Nach mehrmonatiger Arbeit und Hingabe verfügt der Nationale Kunstgarten Huerto del Cura nun über eine restaurierte Hauptfassade des Hauses, die in den Katalog der geschützten Gebäude von Elche aufgenommen wurde. Die auffälligen Palmenstammsäulen, die die obere Terrasse stützen, werden durch eine Reihe von Palmenstammbalken auf dem Dach ergänzt, die das Gewölbe im Zwischenraum der Balken tragen. Schließlich wurden nach der langsamen, handwerklichen Restaurierung der letzten Monate auch die Haupteingangstür zum Phönixsaal und die Seitenfenster mit Dattelpalmenholz (Phoenix dactylifera) verkleidet.

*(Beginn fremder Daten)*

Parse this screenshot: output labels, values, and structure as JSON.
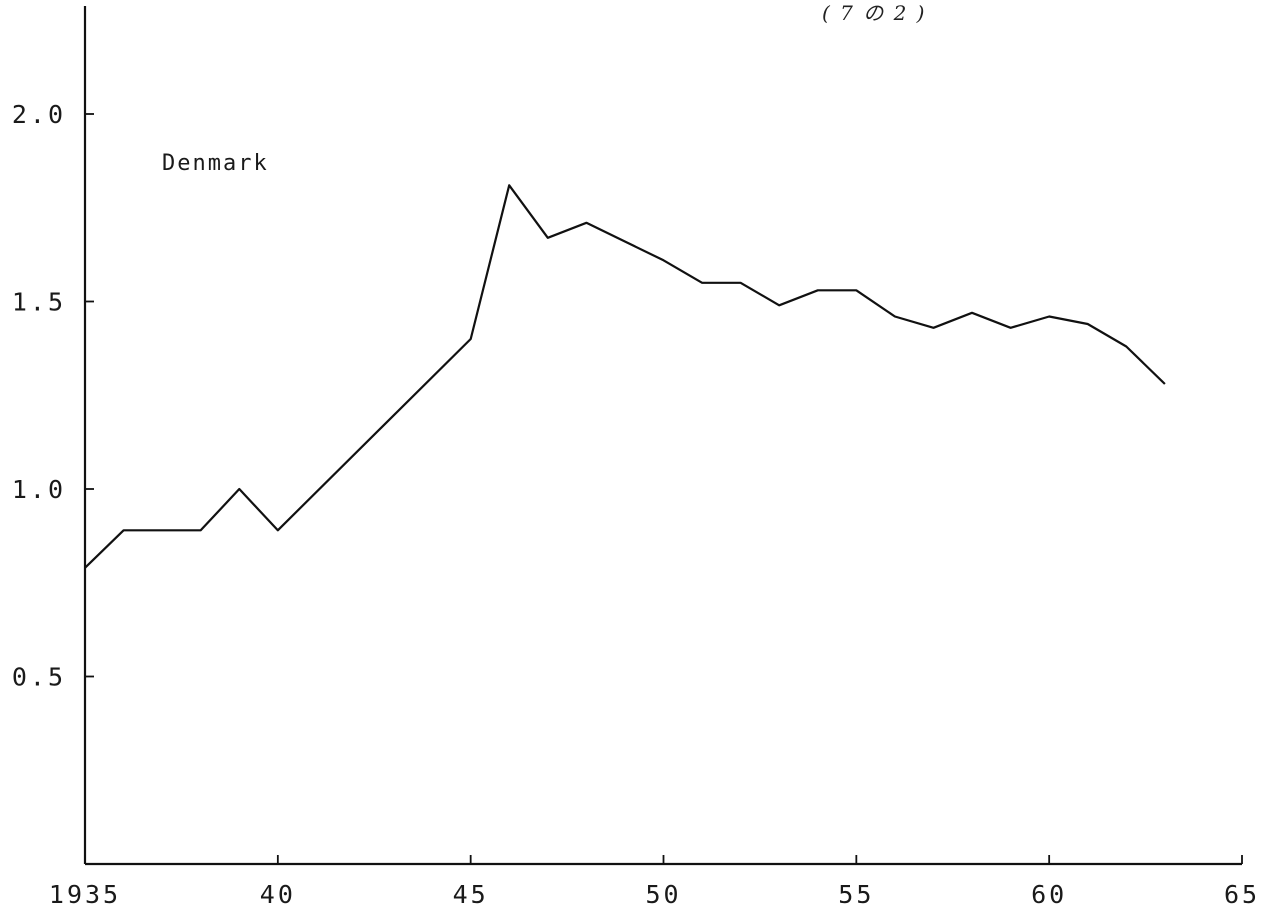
{
  "chart_data": {
    "type": "line",
    "title": "",
    "xlabel": "",
    "ylabel": "",
    "annotation": "( 7 の 2 )",
    "xlim": [
      1935,
      1965
    ],
    "ylim": [
      0,
      2.3
    ],
    "x_ticks": [
      {
        "value": 1935,
        "label": "1935"
      },
      {
        "value": 1940,
        "label": "40"
      },
      {
        "value": 1945,
        "label": "45"
      },
      {
        "value": 1950,
        "label": "50"
      },
      {
        "value": 1955,
        "label": "55"
      },
      {
        "value": 1960,
        "label": "60"
      },
      {
        "value": 1965,
        "label": "65"
      }
    ],
    "y_ticks": [
      {
        "value": 0.5,
        "label": "0.5"
      },
      {
        "value": 1.0,
        "label": "1.0"
      },
      {
        "value": 1.5,
        "label": "1.5"
      },
      {
        "value": 2.0,
        "label": "2.0"
      }
    ],
    "grid": false,
    "series": [
      {
        "name": "Denmark",
        "x": [
          1935,
          1936,
          1937,
          1938,
          1939,
          1940,
          1945,
          1946,
          1947,
          1948,
          1949,
          1950,
          1951,
          1952,
          1953,
          1954,
          1955,
          1956,
          1957,
          1958,
          1959,
          1960,
          1961,
          1962,
          1963
        ],
        "values": [
          0.79,
          0.89,
          0.89,
          0.89,
          1.0,
          0.89,
          1.4,
          1.81,
          1.67,
          1.71,
          1.66,
          1.61,
          1.55,
          1.55,
          1.49,
          1.53,
          1.53,
          1.46,
          1.43,
          1.47,
          1.43,
          1.46,
          1.44,
          1.38,
          1.28
        ]
      }
    ]
  }
}
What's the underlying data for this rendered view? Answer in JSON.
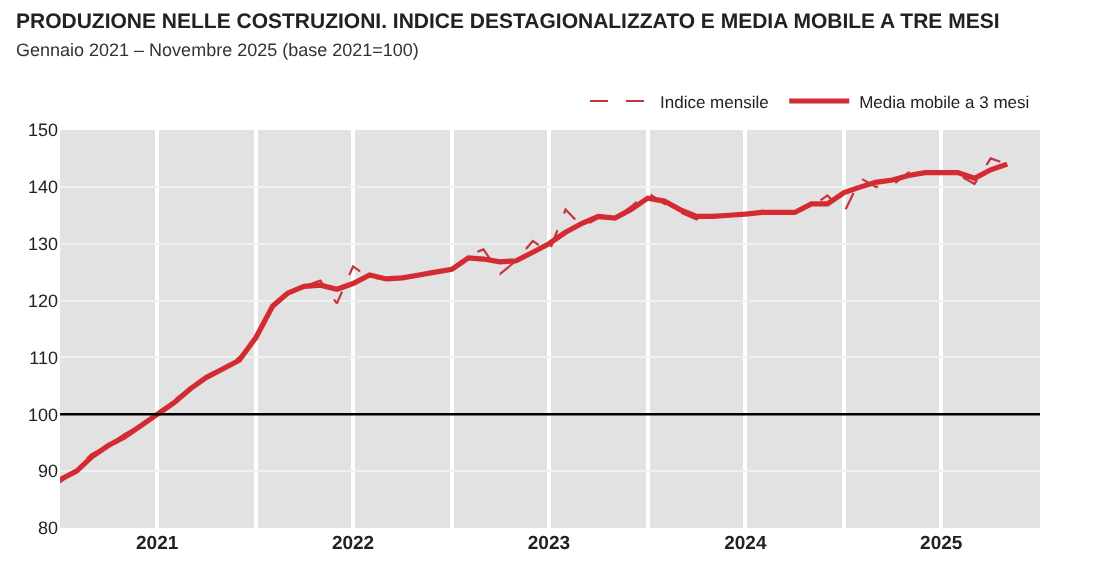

Details der strukturellen und dekorativen Elemente aus Palmen.

Francisco Orts, einer der Eigentümer des Huerto del Cura, hat die Arbeiten genau überwacht. Bei der Durchführung der Renovierungsarbeiten hat er sich stets an die ursprüngliche Idee seines Vaters Juan Orts gehalten, der vor mehr als 80 Jahren mit der Verwendung von Palmenholz begann. In diesem Zusammenhang erklärte er: “Als ich die Eingangstür des Hauses mit dem renovierten Dach aus Palmenholz wiedersah, wurde für mich ein Traum wahr”. Er wies auch auf die Schwierigkeit hin, die dekorativen Elemente mit ihrer strukturellen Verwendung in dem Gebäude zu kombinieren.

Auf diese Weise sieht die Fassade des Hauses Huerto del Cura komplett renoviert aus, wobei jedoch die Kriterien, die es zu einem geschützten Gebäude machen, beachtet wurden. Die Palmen, die das Wesen des Gartens ausmachen, sind auch Teil des Herzstücks des Hauses, seiner Struktur und Dekoration.

Der Garten Huerto del Cura dankt dem Architekten Joaquín Guillén Serrano und der Schreinerei Jose’s Carpenters für ihre Mitarbeit an diesem Projekt.